Does Life Imitate Art, Or Art Imitate Life?

I have been spending some time contemplating Oscar Wilde‘s thoughts on art. I love all kinds of art and consider myself an artist in terms of being creative and imaginative. I am definitely more of an artist than technocrat. I always say there is no bad art. You can refute that if you like, but Wilde and I would have been in agreement that artists should not be interested in seeking approval or creating art for demand. The instant artists, or we artistic leaders, begin to seek others approval we lose our creative juices. Think about what it is like when you are working on something and have to keep getting approval. The idiot needing the approval command and control gratification is stifling your creativity and ability to innovate. I recently wrote about this is in Empowerment Triggers The Approach System.

“…the new work of art is beautiful by being what Art has never been.” ~ Oscar Wilde

If you think about it art really means new. To truly be artistic in whatever we do whether it is leading, teaching, building, et cetera, we must be creative and innovating; we need to practice some individualism. Wilde argued “Art is the most intense mode of individualism that the world has known.” I believe if we approach everything we do as art, we would probably reach our highest potential.

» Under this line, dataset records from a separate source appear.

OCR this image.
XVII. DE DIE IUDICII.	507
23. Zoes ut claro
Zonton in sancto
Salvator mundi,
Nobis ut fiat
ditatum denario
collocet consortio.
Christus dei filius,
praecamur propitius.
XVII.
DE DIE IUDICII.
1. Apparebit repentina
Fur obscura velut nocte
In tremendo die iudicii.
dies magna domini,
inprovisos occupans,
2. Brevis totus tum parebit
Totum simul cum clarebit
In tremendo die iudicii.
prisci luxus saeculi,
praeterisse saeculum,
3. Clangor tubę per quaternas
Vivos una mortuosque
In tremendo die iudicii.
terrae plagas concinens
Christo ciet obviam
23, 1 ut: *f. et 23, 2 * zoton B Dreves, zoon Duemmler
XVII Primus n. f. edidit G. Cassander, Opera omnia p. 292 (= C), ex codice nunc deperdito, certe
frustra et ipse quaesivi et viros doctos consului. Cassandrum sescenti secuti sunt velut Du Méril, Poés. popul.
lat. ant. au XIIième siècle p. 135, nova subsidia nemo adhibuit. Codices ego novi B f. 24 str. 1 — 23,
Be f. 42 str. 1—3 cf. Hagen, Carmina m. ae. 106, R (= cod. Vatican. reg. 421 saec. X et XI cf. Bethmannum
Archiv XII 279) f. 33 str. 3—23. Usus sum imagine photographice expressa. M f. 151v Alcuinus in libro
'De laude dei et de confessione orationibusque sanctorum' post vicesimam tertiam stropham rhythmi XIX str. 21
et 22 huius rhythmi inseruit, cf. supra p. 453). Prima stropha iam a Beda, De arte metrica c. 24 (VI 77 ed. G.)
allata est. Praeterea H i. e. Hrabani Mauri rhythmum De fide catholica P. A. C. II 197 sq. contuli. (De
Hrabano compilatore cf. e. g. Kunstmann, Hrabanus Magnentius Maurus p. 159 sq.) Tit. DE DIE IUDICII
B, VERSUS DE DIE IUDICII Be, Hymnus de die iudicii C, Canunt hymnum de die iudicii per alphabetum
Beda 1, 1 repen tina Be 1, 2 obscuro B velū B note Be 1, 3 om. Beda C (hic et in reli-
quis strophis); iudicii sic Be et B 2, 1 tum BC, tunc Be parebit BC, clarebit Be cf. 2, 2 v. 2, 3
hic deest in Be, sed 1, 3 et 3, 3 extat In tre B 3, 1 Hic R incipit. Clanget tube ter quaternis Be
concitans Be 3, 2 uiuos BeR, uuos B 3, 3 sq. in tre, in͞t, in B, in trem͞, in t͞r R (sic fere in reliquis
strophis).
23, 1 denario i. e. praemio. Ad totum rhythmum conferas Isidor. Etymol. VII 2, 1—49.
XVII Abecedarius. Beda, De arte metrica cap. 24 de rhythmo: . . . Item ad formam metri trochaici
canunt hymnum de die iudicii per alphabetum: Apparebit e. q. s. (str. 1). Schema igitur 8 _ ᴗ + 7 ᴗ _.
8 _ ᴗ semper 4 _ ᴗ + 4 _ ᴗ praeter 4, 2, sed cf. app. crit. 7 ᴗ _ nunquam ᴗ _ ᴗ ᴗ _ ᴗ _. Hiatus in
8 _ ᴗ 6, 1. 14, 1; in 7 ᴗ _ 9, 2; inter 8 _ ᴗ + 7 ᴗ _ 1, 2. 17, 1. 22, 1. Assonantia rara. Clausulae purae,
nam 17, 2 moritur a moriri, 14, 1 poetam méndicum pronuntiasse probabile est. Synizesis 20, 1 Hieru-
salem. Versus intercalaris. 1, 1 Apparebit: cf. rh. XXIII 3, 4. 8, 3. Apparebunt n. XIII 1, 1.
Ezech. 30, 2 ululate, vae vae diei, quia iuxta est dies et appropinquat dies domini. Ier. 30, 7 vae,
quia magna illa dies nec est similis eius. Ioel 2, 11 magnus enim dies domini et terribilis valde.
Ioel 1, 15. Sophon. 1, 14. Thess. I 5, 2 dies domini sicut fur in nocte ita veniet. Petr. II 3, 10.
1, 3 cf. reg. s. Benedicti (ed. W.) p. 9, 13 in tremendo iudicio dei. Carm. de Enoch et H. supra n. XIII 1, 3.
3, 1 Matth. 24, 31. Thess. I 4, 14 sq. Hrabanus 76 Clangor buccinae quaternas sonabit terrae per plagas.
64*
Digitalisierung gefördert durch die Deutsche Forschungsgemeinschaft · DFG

“Life imitates art far more than art imitates life.” ~ Oscar Wilde

James Ensor (Belgian, 1860 – 1949) Christ’s Entry into Brussels in 1889, 1888, Oil on canvas 252.7 × 430.5 cm (99 1/2 × 169 1/2 in.), 87.PA.96 The J. Paul Getty Museum, Los Angeles

If you think about it, leadership and art both bring social encounters to life life. One of my favorite artworks that I believe intersects with leadership is James Ensor‘s painting Christ’s Entry Into Brussels in 1889. The painting, which began expressionism, has Jesus in the middle of a chaotic crowd of very real and very unreal characters. I was first introduced to this painting back in 2012 and then blogged about the inspiration in Rushmorean Servant Leadership. For me it was about Jesus leading from the middle, or amongst us. I do try to lead in that way while being creative. Which still begs the question of whether Wilde was right, does life imitate art or art imitate life?